The Martha’s Vineyard Commission considered a height upgrade and other enhancements to a West Tisbury cell tower during its weekly meeting Thursday. Kimberly Revak, a representative for AT&T and American Tower, came before the commission for a hearing on the proposed enhancements.
DRI coordinator Alex Elvin told the commission the tower was “about” 65 feet tall and situated in a fenced compound.
The height change would exceed the previous DRI approval, Elvin said. Elvin said both AT&T and Verizon would utilize the tower.
Revak told the commission that under FCC regulations, the tower measurement worked out to 60 feet.
Revak said the goal was to add 15 feet, and bring the tower to 75 feet tall. This extension of height, she explained, was permissible under FCC regulations.
Commissioner Doug Sederholm, who served as hearing officer, was unsure if Revak’s calculations for height matched the relevant regulations, but accepted her position for the record.
At issue was whether the augmentation of the tower height, in addition to the installation of a new antenna, a generator, and a walk-in cabinet constituted a “substantial change” that would necessitate further review by the commission.
Revak said the proposal could have lawfully called for a higher extension, but that wasn’t necessary based on the coverage needs that were being addressed.
MVC documents describe the tower as a “stealth monopole” or “monopine,” essentially a tower camouflaged as a tree.
“The current tower has shed a fair amount of plastic waste into the environment, both inside and outside the fenced-in compound,” Elvin said. “It looks like a lot of the branches on top have fallen off.”
Elvin said the applicant offered to clean up the plastic litter.
Revak said most monopines get branch replacement every five years.
“So in this case they’re obviously behind,” Revak said. “The answer they had to that was obviously COVID, and things like that just delayed them. They couldn’t get out there as soon as they were supposed to. You know, tackle that for what it’s worth, but maintenance — replacing of those branches is a typical part of the maintenance of the tower itself.”
“I highly doubt there’s any potential for a maintenance plan to collect those branches as they get scattered out through the woods,” Commission Ben Robinson said. “You would have to go check after every windstorm, and that’s just totally unfeasible to do. And what we’re considering is just a constant replenishing of plastic. What happens to the plastic that they collect? It just goes into the waste stream. What happens to the bit of plastic they don’t collect — they just live in the natural environment, close to our pond. Why would you consider continuing with this plastic shielding? It doesn’t look like a real tree. If we want to have cell phones, let’s live with the fact that we need cell towers.”

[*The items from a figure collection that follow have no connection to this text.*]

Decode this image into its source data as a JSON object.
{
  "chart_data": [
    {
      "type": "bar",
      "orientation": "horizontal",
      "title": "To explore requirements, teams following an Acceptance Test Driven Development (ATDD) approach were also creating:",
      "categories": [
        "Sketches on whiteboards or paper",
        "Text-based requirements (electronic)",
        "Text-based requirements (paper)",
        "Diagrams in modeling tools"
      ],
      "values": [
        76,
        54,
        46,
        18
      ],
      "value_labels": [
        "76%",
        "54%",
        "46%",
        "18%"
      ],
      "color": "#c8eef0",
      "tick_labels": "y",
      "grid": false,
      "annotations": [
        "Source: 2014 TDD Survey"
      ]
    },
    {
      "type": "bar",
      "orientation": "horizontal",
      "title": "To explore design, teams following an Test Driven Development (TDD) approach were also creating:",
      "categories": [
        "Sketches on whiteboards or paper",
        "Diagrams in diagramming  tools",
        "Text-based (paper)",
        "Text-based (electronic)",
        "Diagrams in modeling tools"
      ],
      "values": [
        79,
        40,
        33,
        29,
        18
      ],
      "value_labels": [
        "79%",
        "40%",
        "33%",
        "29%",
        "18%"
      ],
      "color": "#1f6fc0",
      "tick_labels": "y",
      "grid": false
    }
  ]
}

Robinson asked if West Tisbury town officials had weighed in on the plastic waste. Elvin said the town hadn’t, but abutters had provided correspondence “that does point out potential environmental impacts.”
MVC chair Joan Malkin asked Revak if the MVC and the town of West Tisbury wanted the plastic branches removed, if that would trigger a redesign of the tower.
“They would simply just remove them,” Revak said.
Whether that would be a request from the MVC or from West Tisbury was something Malkin thought could be addressed at the deliberation stage of the application.
West Tisbury ZBA chair Larry Shubert, speaking personally as opposed to for his board, said he supported keeping the tree-like look of the tower, because from certain points of view of the area it masks the presence of telecommunications infrastructure.
Neighbor Scott McIsaac said he opposed the height increase, and also said he thought such an increase violated conditions placed on the tower by West Tisbury.
Elvin said the proposed generator would activate automatically during an outage, and once a week for 20 minutes for maintenance. Elvin said the applicant was asked to consider a battery option as opposed to a generator, but wasn’t responsive to that request except to say it couldn’t be considered.
Sederholm made it clear time was of the essence for the commission, and that it seemed unlikely the commission would be able to do anything more than place conditions on the project. He noted if the commission doesn’t wrap things up by Dec. 20, the project will automatically be approved. He suggested addressing the conditions of the shedding plastic and of the project’s carbon footprint from the generator. Sederholm closed the hearing and left the written record open.